Apr 212003
 

A larval town, Arcata, CA, pop. 16,000, puffs itself up like a banded newt, seeking not a mate but media attention, and lo! it succeeds. Arcata already has a foreign policy, like all self-respecting municipalities these days, including my dear old Manhattan, bless its grimy heart. Arcata is against the war. It is against global warming.
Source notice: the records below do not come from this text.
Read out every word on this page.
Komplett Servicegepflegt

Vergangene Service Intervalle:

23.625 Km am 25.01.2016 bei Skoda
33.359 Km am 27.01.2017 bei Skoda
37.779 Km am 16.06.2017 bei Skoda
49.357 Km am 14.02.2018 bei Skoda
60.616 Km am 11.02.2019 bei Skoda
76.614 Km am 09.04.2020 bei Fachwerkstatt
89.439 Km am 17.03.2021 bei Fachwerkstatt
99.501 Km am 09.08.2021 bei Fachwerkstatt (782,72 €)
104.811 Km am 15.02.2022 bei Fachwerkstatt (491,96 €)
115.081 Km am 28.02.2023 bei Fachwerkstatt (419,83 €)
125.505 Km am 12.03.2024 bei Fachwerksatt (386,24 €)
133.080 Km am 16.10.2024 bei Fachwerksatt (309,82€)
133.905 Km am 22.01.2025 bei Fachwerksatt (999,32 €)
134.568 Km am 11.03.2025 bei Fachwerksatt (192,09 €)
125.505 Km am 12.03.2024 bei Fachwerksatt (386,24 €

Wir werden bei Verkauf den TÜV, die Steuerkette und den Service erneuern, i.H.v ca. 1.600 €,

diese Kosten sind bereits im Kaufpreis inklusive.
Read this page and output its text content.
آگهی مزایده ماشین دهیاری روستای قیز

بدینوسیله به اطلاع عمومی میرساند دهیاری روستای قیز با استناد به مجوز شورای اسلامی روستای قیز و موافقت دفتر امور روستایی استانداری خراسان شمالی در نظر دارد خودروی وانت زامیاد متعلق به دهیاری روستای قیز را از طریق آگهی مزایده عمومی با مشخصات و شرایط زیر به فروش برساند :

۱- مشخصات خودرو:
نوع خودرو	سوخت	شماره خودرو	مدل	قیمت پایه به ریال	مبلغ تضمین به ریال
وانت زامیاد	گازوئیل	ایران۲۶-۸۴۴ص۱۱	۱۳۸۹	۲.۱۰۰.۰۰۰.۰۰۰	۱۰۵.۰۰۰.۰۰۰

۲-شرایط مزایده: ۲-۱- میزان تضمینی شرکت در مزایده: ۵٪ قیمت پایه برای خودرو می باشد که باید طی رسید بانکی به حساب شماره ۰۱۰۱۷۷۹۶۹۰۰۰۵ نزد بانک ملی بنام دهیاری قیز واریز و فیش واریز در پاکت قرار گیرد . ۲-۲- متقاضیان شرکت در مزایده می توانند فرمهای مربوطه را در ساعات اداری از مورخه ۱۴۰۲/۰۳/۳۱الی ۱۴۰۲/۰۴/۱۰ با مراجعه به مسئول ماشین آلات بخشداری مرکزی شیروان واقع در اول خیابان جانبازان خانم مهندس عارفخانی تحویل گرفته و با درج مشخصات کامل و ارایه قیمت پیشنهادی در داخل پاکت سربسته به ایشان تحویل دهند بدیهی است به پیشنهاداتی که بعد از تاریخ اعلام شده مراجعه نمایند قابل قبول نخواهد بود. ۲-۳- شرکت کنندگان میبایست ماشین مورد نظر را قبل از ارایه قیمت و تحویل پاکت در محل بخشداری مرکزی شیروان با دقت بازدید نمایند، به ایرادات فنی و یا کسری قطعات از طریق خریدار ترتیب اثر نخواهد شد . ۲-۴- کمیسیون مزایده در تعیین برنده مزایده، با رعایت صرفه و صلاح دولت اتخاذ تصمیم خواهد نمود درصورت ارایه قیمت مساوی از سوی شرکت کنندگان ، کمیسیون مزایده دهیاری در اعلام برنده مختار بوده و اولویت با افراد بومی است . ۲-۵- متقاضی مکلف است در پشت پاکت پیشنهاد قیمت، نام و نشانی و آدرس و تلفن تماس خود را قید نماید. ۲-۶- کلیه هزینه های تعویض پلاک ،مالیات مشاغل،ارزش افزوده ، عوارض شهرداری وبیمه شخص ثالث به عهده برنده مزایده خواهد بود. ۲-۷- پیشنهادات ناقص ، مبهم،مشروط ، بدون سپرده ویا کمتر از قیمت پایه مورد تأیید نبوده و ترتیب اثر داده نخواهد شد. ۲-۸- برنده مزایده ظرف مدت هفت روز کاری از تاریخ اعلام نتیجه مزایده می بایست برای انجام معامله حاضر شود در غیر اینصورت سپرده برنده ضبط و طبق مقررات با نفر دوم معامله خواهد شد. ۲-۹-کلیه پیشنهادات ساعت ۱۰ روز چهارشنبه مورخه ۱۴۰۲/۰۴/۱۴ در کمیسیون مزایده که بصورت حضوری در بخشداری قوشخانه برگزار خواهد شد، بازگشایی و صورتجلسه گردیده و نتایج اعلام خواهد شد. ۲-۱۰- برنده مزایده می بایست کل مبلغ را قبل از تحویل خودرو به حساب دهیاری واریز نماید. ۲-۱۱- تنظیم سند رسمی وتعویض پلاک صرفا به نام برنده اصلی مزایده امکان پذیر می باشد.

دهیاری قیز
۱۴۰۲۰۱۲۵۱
And now it is against the Patriot Act.

When Arcata is against stuff it passes resolutions, and so Arcata “has become the first in the nation to pass an ordinance that outlaws voluntary compliance with the Patriot Act.” Outlaws voluntary compliance, mind you. “I call this a nonviolent, preemptive attack,” says David Meserve, the Arcata freshman City Council member and latter-day Jefferson Davis who drafted the ordinance, bravely sounding the call to nonviolent arms.

Arcata objects, in particular, to noxious provisions of the Patriot Act that allow the FBI to commandeer information from libraries and bookstores about the reading habits of their patrons. Earth to Meserve: law requires force, and in a showdown between the United States Army and the Arcata Municipal Police and Affiliated Busybodies Association, I know where I’m putting my money. You want to condemn the Patriot Act, fine; I’ll be there right beside you. You want to try to force people to refuse to comply with the Feds, on pain of…on pain of…on pain of, let’s see, a serious talking-to and being sent to bed without supper? Think it over, OK? I would call the whole affair sophomoric, but for the fact that Meserve is not yet a sophomore.
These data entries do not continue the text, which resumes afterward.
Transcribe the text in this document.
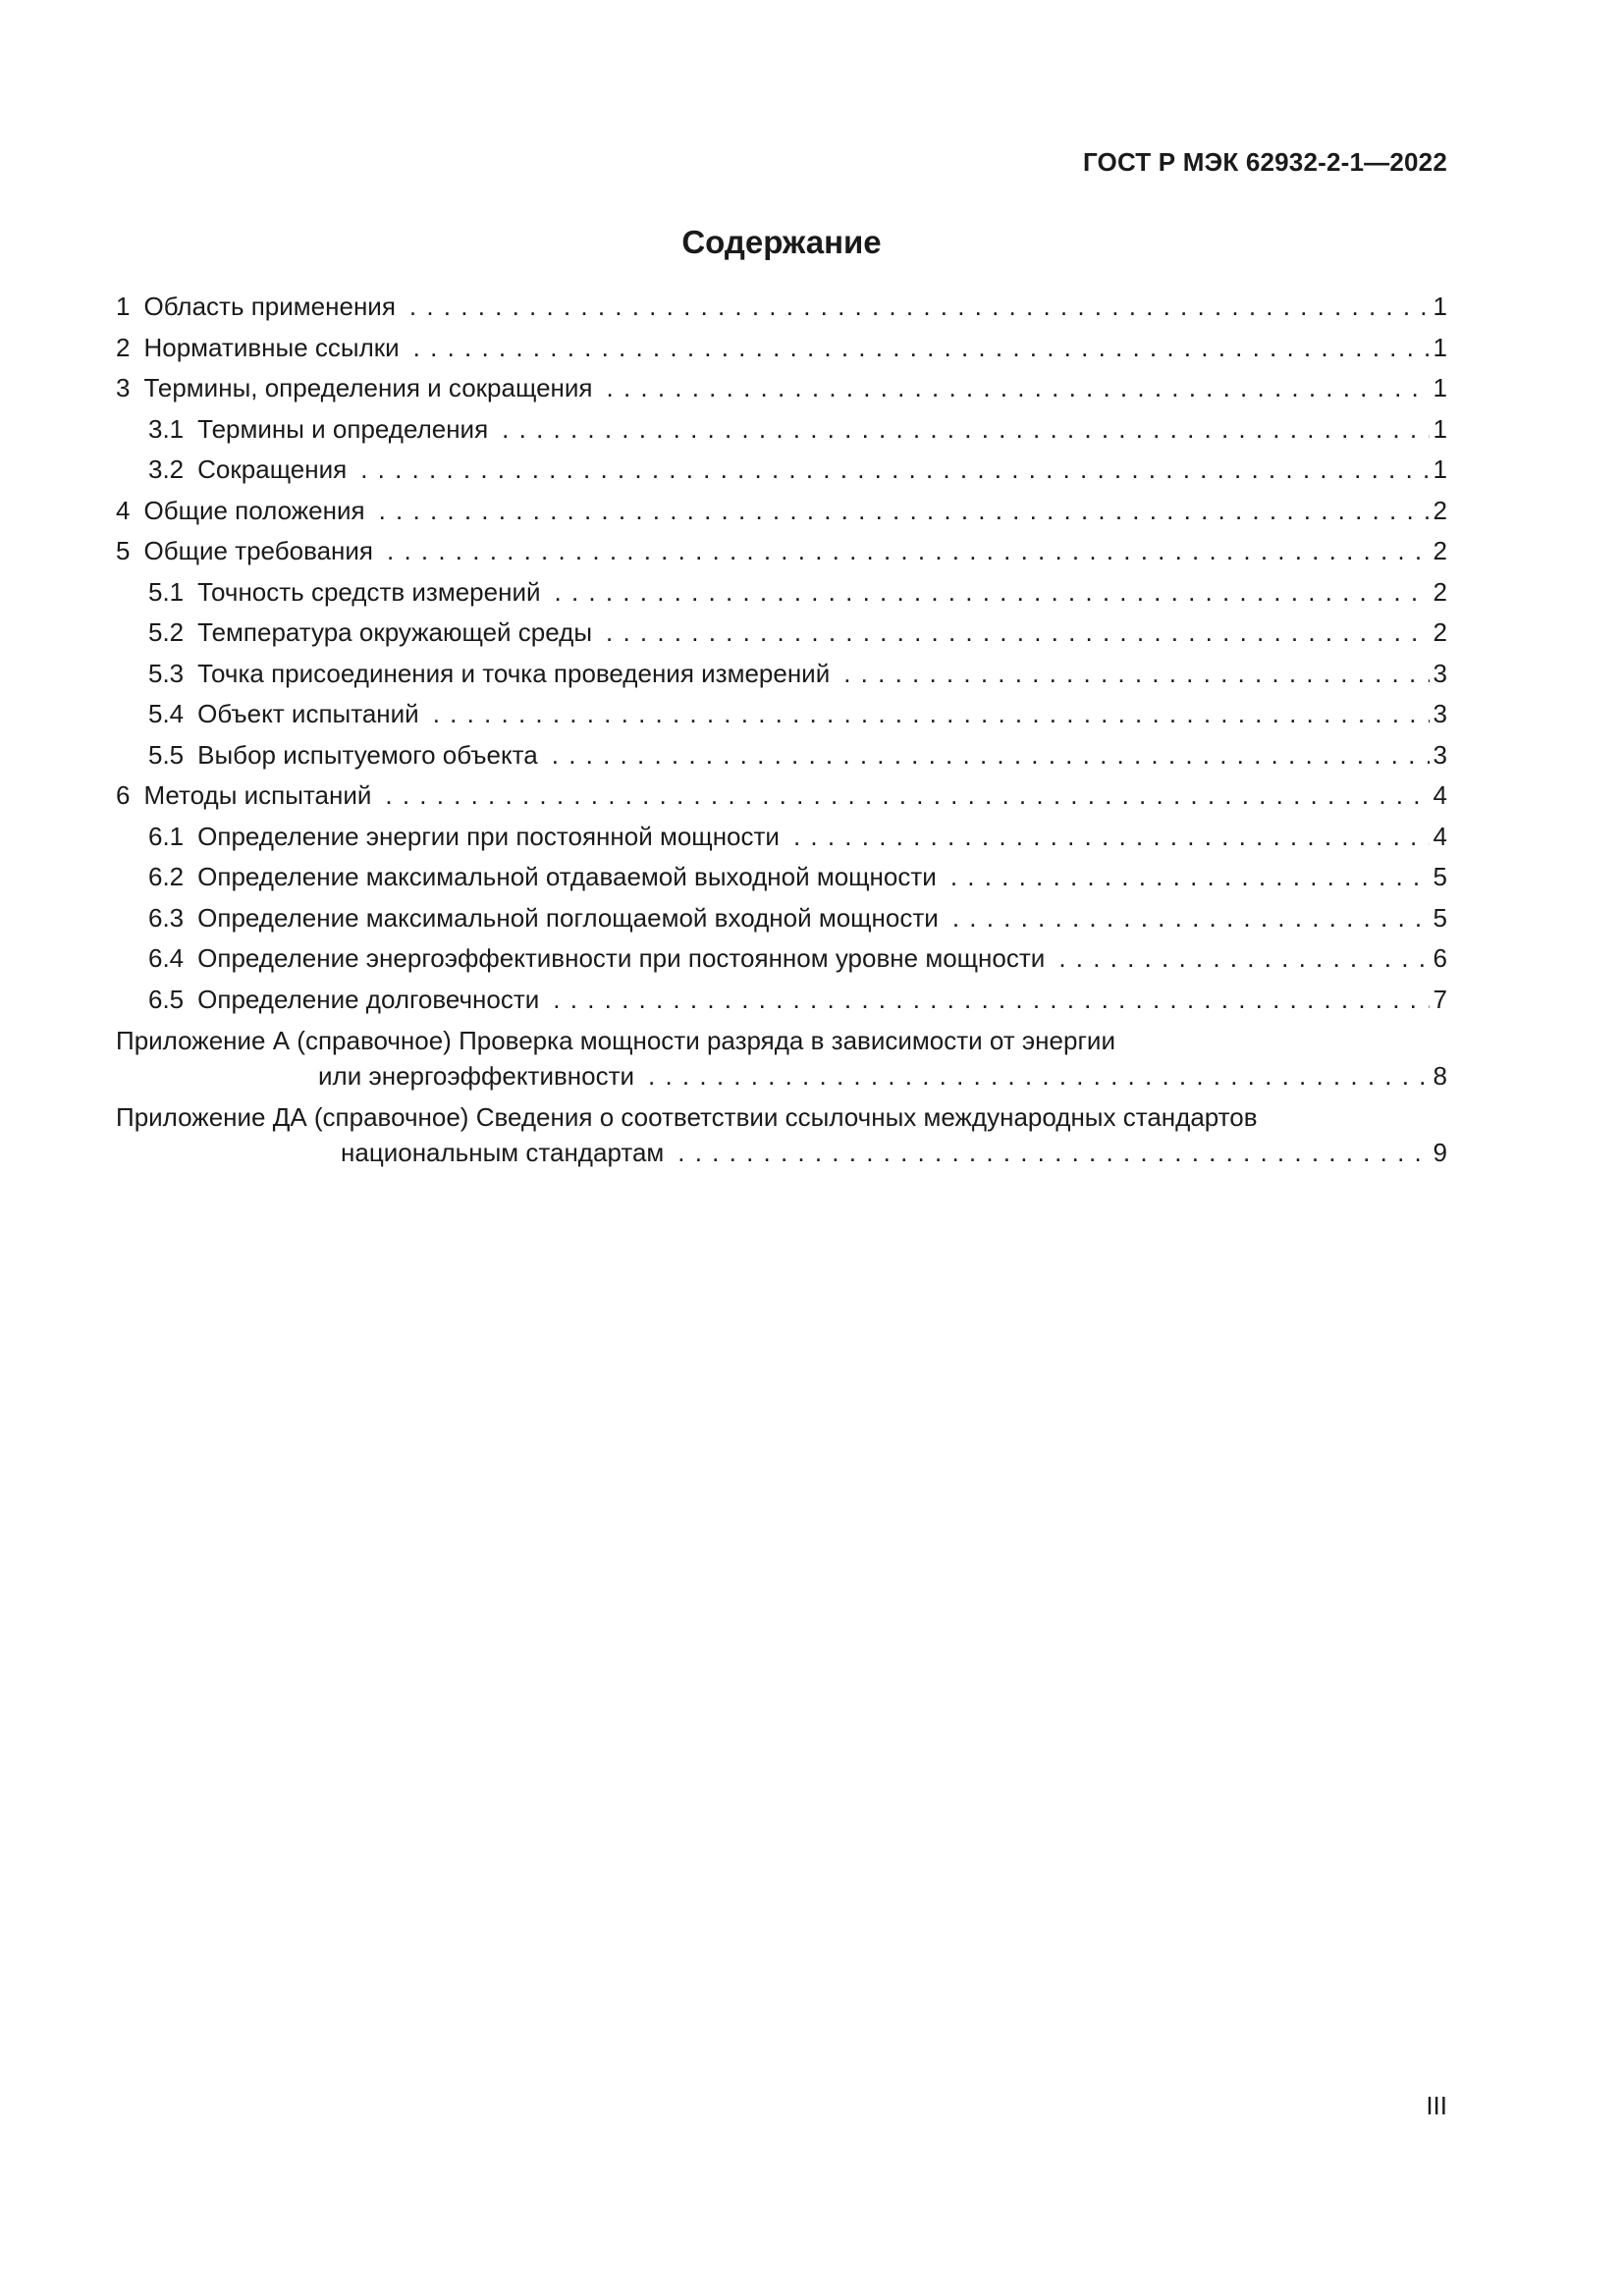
ГОСТ Р МЭК 62932-2-1—2022
Содержание
1 Область применения . . .	1
2 Нормативные ссылки . . .	1
3 Термины, определения и сокращения . . .	1
3.1 Термины и определения . . .	1
3.2 Сокращения . . .	1
4 Общие положения . . .	2
5 Общие требования . . .	2
5.1 Точность средств измерений . . .	2
5.2 Температура окружающей среды . . .	2
5.3 Точка присоединения и точка проведения измерений . . .	3
5.4 Объект испытаний . . .	3
5.5 Выбор испытуемого объекта . . .	3
6 Методы испытаний . . .	4
6.1 Определение энергии при постоянной мощности . . .	4
6.2 Определение максимальной отдаваемой выходной мощности . . .	5
6.3 Определение максимальной поглощаемой входной мощности . . .	5
6.4 Определение энергоэффективности при постоянном уровне мощности . . .	6
6.5 Определение долговечности . . .	7
Приложение А (справочное) Проверка мощности разряда в зависимости от энергии
или энергоэффективности . . .	8
Приложение ДА (справочное) Сведения о соответствии ссылочных международных стандартов
национальным стандартам . . .	9
III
(Update: Floyd McWilliams has another little California town that could, and a bonus fun fact about Arcata and the VodkaPundit, Stephen Green. Sorry no, you’ll just have to follow the link.)
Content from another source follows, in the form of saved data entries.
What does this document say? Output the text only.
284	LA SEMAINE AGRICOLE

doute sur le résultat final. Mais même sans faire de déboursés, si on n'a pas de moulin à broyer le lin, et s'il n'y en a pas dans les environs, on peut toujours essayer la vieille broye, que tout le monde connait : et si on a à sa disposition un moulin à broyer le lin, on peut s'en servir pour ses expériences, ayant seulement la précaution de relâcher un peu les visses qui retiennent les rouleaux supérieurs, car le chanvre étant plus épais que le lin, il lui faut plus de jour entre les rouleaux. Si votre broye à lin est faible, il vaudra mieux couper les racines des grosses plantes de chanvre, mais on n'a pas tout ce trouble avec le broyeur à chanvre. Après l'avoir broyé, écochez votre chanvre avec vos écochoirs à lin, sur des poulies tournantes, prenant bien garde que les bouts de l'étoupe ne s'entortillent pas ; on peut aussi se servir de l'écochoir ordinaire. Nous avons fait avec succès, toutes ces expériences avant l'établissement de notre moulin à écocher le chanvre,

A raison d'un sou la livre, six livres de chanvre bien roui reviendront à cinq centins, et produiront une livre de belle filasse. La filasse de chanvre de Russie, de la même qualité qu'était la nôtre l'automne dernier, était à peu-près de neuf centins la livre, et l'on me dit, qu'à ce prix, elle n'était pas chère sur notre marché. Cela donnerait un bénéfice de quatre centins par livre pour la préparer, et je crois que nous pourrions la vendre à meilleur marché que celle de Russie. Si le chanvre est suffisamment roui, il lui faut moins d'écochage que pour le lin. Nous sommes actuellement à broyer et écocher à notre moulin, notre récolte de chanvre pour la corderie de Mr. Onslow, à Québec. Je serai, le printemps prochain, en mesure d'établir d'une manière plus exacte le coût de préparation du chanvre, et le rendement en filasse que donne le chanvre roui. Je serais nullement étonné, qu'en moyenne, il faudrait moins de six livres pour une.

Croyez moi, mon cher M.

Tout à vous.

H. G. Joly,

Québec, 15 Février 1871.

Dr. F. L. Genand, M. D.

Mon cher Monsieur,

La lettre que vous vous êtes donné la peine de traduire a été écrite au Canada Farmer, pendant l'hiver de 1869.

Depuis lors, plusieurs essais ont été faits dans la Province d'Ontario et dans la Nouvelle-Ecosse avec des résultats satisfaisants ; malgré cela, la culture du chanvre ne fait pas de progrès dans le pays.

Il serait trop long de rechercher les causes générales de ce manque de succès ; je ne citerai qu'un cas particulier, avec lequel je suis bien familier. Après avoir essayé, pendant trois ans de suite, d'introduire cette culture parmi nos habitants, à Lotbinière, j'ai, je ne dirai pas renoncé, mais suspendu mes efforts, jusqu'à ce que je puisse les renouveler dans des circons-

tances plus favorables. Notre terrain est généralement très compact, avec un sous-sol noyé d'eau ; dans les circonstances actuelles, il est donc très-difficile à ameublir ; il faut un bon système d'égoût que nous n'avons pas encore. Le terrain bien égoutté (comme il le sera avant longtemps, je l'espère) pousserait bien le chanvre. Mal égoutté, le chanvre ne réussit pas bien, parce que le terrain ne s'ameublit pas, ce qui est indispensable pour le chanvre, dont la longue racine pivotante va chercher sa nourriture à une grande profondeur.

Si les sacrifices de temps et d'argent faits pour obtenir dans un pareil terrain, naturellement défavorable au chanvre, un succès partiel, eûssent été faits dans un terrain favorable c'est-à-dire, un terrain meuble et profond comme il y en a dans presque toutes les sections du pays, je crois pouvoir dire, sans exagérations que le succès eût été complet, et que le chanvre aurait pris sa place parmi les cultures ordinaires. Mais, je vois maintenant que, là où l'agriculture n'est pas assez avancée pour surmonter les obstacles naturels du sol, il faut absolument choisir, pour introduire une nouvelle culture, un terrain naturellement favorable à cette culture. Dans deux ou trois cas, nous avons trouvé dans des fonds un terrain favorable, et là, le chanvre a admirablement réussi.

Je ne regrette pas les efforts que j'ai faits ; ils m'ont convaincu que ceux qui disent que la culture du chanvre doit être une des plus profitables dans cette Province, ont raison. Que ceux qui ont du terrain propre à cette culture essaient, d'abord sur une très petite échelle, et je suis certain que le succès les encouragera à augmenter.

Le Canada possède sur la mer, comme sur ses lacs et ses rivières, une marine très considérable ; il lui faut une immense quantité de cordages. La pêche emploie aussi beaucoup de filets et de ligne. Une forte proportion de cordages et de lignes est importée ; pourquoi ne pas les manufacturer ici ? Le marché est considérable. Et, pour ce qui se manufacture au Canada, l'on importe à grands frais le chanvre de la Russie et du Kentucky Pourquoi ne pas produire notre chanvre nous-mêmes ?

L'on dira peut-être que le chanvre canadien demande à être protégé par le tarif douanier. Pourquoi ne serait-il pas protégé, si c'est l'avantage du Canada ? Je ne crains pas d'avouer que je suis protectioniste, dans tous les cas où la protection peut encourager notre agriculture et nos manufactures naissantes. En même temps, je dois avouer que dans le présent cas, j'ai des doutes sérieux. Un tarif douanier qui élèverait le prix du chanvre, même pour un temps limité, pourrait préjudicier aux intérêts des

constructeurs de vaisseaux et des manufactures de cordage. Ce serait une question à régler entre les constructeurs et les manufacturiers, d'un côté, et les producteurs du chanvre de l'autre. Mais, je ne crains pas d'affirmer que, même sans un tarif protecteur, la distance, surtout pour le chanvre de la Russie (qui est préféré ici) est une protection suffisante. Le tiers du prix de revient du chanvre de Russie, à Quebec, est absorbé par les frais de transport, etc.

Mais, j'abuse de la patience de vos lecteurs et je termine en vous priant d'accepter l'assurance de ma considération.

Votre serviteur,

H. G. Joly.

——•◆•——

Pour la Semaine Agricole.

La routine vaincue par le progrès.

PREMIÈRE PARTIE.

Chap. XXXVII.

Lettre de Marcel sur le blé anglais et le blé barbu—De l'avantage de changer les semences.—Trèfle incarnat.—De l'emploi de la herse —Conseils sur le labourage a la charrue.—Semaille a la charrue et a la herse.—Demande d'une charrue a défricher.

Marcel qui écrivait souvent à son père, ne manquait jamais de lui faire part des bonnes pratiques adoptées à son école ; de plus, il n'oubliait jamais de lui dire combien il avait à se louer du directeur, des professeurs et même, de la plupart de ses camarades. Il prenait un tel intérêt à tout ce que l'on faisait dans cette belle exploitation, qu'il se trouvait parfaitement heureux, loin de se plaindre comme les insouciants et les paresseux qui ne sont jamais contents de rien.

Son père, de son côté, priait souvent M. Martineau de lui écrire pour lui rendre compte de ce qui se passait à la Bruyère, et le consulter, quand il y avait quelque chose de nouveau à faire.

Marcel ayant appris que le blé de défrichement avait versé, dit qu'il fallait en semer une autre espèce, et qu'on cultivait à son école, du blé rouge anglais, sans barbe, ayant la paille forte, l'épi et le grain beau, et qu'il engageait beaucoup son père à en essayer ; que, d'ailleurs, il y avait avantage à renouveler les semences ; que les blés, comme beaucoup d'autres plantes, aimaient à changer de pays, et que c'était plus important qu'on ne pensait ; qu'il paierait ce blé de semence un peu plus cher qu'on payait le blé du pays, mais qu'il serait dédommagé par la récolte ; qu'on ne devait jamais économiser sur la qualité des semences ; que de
(Another: Over at the Volokh Conspiracy, Juan Non-Volokh notes that in Printz v. United States, the Supreme Court ruled that the state and local officials could not be compelled to enforce a federal regulatory program — in that case, the Brady Act. So Meserve may actually have a legal case after all.)

  8 Responses to “Rebel Yell”

  1. But if you agree that certain provisions of the Patriot Act are noxious, why isnt it an act of good for Arcata to concoct a publicity stunt to draw national attention to said noxiousness?

  2. It is never good to expose your stupidity to the world. Here we have a legislator who does not understand in what legislation consists.

  3. Well, I agree with you that the resolution, on its face, is silly and perhaps illegal, and it may indeed not be good for Mr. Merserve that he has "exposed his stupidity to the world" (though the record is kind of mixed on that brand of politics, isn’t it?). But is it good for America? Here’s how these things go:

    1. Obscure town passes absurd law.
    2. National media make hay of absurd law.
    3. Millions of media-consuming citizens think about issues raised by absurd law.

    In this case, we may see millions of otherwise ignorant, apathetic Americans spend a minute or two thinking about some of the more "noxious" elements of the Patriot Act. If enough do, and enough towns follow suit, and enough editorialists start commenting (as a few hardy souls like Safire have been doing all along), then who knows what might happen?

    What is more important to the nation’s future — that Arcata not pass silly resolutions, or that American voters get exposed to some sort of debate about civil liberties in the wake of 9/11?

  4. Well Michael, you appear to be proposing that the best way to protest a bad law is to behave stupidly about it. History does not smile upon — as opposed to laughing at — this proposition. Or perhaps you think the stupid puppets did the anti-globalists some good. What we have here is the legal equivalent of a stupid puppet.

  5. "The best way to change a bad law is to enforce it strictly."
    –Abe Lincoln

  6. I know, I know…drug laws are still around.

  7. Actually, the stupid puppets did the anti-globalists a huge amount of good — they exposed their arguments to hundreds of millions of TV viewers worldwide. In their case, of course, they had nothing coherent to say, so not much has come of their protests. In this case, if Dan Rather does a two-minute story on Arcata, everyone who watches his newscast will sit in their living rooms thinking, "Gee, I didn’t know the federal government was ordering librarians to turn over book borrowing records to the FBI…"

  8. All publicity is not good publicity, no matter how the cliché has it. An enormous puppet does not become an argument, even after it appears on the evening news. Protests are covered even when they lack flashy visual aids, as the runup to the Iraq war surely demonstrates. You speak for "everyone" with far more confidence than I would, but I can safely say a great many people who watched the anti-globalist protests on TV thought, "Gee, look at those stupid puppets. What a bunch of fucking idiots."